Foi detido pelas autoridades o comandante do navio que colidiu e causou o afundamento da embarcação de turismo na quarta-feira no rio Danúbio, em Budapeste. O homem de 64 anos e nacionalidade ucraniana é suspeito de comportamento negligente e de ter colocado em perigo o transporte fluvial, causando um acidente mortal em massa, anunciou esta sexta-feira a polícia húngara.

Entretanto, as autoridades continuam à procura de 21 pessoas que estão desaparecidas desde a noite de quarta-feira. O número de mortos mantém-se em sete mas a polícia teme que ainda possam ser encontradas vítimas no interior do navio, que vai ser removido do fundo do rio nos próximos dias, avança a Reuters.

Esta quinta-feira, o jornal húngaro Magyar Hírlap divulgou dois vídeos do acidente, captados por câmaras de vigilância. Nas imagens, é possível observar os dois barcos a colidirem.

“Aconteceu tudo muito rápido”, disse Clay Findley, um turista norte-americano que estava no Viking Sigyn, o barco que colidiu com o navio onde seguiam os turistas. “Primeiro, achei que não lhe íamos acertar, mas depois a parte da frente do Viking bateu na traseira daquele pequeno barco…”, acrescentou.

Quatro dos sete feridos que foram resgatados e transportados para o hospital já tiveram alta e os restantes três estão bem, informou fonte do hospital. Tratam-se de “seis mulheres e um homem, com idades entre os 31 anos e os 66 anos de idade”, de acordo com a agência de viagens de Seul que organizou a deslocação dos turistas.

Mihaly Toth, um porta-voz da empresa responsável pelo navio, disse que ainda não há justificação para o que levou a embarcação a afundar. “Era um dia normal e uma viagem habitual. Nós transportamos milhares de turistas nestes barcos todos os dias. Não havia sinais de que algo como isto podia acontecer”, disse Toth.

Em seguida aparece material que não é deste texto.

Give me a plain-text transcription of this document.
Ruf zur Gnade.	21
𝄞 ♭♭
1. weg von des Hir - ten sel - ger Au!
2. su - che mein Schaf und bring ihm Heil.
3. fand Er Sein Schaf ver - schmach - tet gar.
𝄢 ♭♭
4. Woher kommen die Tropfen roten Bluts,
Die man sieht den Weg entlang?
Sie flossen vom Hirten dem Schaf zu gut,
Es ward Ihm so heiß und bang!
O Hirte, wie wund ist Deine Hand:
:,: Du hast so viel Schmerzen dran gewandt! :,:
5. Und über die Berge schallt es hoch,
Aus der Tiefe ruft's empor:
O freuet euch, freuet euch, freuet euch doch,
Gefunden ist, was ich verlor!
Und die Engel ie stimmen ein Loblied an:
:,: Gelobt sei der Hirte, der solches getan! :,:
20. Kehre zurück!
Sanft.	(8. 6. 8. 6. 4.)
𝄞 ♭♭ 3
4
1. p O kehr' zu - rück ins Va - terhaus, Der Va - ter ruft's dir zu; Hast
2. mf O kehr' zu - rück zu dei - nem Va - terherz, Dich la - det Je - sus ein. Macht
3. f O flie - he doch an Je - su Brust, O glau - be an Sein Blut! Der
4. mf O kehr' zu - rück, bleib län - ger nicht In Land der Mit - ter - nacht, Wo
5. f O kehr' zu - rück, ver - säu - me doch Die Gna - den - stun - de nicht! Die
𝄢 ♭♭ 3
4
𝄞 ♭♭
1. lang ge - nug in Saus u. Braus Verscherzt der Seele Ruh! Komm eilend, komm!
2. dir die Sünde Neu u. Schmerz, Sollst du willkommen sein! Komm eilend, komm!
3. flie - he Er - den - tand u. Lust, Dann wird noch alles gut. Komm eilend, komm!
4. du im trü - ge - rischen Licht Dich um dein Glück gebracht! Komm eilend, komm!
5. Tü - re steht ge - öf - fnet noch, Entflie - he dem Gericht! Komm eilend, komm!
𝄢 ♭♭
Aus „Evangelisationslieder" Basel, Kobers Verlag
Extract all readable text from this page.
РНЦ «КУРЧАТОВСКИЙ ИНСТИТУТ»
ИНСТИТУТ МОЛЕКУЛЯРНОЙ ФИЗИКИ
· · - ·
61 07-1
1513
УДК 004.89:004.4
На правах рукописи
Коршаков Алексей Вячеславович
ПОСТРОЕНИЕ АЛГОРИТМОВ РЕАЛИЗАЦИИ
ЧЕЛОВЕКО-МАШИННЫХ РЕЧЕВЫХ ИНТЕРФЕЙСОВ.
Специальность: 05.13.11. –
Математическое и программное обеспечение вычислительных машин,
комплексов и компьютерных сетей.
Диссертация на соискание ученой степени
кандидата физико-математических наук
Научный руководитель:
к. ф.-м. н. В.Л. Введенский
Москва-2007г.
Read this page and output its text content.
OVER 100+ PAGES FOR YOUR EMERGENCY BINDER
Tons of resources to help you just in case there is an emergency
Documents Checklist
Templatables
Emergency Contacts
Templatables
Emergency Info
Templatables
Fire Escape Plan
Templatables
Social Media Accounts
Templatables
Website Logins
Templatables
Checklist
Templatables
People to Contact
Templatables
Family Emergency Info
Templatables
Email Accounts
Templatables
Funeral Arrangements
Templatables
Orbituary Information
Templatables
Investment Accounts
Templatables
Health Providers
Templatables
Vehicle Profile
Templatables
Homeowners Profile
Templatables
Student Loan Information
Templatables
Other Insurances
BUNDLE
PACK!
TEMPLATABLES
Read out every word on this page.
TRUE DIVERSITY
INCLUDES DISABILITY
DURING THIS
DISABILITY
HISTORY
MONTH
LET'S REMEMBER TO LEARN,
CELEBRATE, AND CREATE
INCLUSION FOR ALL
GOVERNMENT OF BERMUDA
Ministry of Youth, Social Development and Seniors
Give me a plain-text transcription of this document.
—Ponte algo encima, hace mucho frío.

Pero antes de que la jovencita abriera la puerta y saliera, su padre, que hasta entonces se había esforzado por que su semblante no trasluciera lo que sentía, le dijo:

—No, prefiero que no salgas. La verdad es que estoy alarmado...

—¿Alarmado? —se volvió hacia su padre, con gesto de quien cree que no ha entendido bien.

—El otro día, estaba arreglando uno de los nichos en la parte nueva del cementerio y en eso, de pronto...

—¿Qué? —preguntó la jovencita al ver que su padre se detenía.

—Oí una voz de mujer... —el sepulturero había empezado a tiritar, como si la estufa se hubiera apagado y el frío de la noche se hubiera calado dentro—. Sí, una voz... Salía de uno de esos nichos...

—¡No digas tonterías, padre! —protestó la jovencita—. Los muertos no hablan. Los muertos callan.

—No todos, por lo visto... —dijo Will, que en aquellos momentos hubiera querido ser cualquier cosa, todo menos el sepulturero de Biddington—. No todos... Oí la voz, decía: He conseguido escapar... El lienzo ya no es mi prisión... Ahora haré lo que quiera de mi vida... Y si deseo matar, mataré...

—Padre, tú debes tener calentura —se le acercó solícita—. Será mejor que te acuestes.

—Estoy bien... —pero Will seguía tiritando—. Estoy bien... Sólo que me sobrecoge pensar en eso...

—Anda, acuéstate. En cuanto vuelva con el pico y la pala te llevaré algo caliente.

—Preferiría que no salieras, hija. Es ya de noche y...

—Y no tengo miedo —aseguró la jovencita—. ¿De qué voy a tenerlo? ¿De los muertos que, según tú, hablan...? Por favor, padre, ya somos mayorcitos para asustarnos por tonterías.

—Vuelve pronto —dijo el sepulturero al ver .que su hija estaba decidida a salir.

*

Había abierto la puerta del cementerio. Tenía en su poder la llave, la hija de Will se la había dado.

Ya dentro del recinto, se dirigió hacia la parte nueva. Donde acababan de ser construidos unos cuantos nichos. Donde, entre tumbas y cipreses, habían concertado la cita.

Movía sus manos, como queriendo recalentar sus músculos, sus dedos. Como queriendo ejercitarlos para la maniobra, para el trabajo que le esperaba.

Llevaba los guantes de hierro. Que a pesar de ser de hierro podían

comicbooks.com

O rio encontrava-se a transbordar devido às fortes chuvas que se fizeram sentir. Uma das embarcações levava a bordo pelo menos 34 pessoas, 32 turistas, maioritariamente sul-coreanos e dois elementos da tripulação que foram atirados para fora do barco com a colisão. As autoridades húngaras estão à procura das vítimas desaparecidas, inclusive na Sérvia, para onde continua o Danúbio, numa corrida contra o tempo. Foram retiradas das águas 14 pessoas, sete sem vida.

De acordo com o polícia Adrian Pal, citado pela Sky News, o barco com os turistas virou-se para um dos lados e afundou-se em apenas sete segundos, perto da ponte Margit, não muito longe da catedral de Budapeste e do parlamento húngaro que estão na margem do rio. A mesma fonte diz que a polícia já iniciou uma investigação para apurar os detalhes do acidente.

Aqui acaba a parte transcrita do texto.